Essentially a chamber piece, this is an insightful, deeply moving piece of psychological realism about the long-standing love between two older women and about the pressures they face because of one woman’s decision to keep her relationship, and her true sexual and emotional identity, secret from her family. Superbly crafted as narrative, and distinctively shot by Aurélien Marra, it features terrific performances from Martine Chevallier, and from someone whose presence will delight followers of German cinema: Barbara Sukowa, making the most of arguably her juiciest lead role outside her work with Margarethe von Trotta and R.W. Fassbinder.

See this if you like…

The films of Catherine Corsini (An Impossible Love (2018), Summertime (2015)); Marcelo Martinessi’s Paraguayan drama The Heiresses (2018).

The wild card…

The Girl with a Bracelet (La Fille au bracelet)

What’s it about?

A family and its certainties are thrown into disarray after 17-year-old Lise (Melissa Guers) is suspected of the fatal stabbing of her best friend.
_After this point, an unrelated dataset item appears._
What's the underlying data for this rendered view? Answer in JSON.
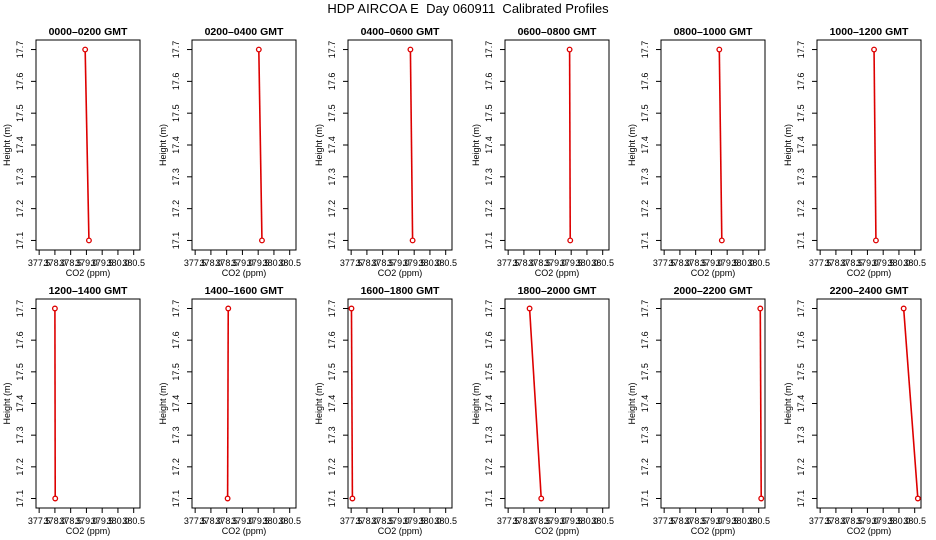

Suspicion, complex twists and the inexorable course of courtroom proceedings place Lise’s deepest secrets – and contemporary sexual and social mores – under a merciless spotlight.

Who made it?

This is the third feature from Stéphane Demoustier, who has some considerable form as a producer – notably of Guillaume Brac’s acclaimed 2011 mini-feature A World without Women. His own previous features are 2014’s 40-Love, with Olivier Gourmet and Valeria Bruni Tedeschi, and last year’s Cléo & Paul, about two small children lost in Paris.

What’s special about it?

Demoustier reworks Gonzalo Tobal’s recent acclaimed Argentinian film The Accused (2018) and makes it distinctively French, and very much his own. A judicial drama in the tradition of Simenon and Henri-Georges Clouzot, it also has echoes of Camus’s The Outsider in that it’s not just a crime that’s being tried, but a whole attitude to the world. A fine cast includes Roschdy Zem and Chiara Mastroianni as Lise’s parents; the director’s sister Anaïs Demoustier (François Ozon’s The New Girlfriend (2014), and a Robert Guédiguian regular) as an implacable prosecutor; and Guers making a powerful impression as the young woman in the dock.

See this if you like…

The criminal dramas of Claude Chabrol (Violette Nozière (1978), La Cérémonie (1995), et al); Eva Husson’s Bang Gang (2015), a recent French drama on contemporary teenage mores; and, of course, The Accused itself.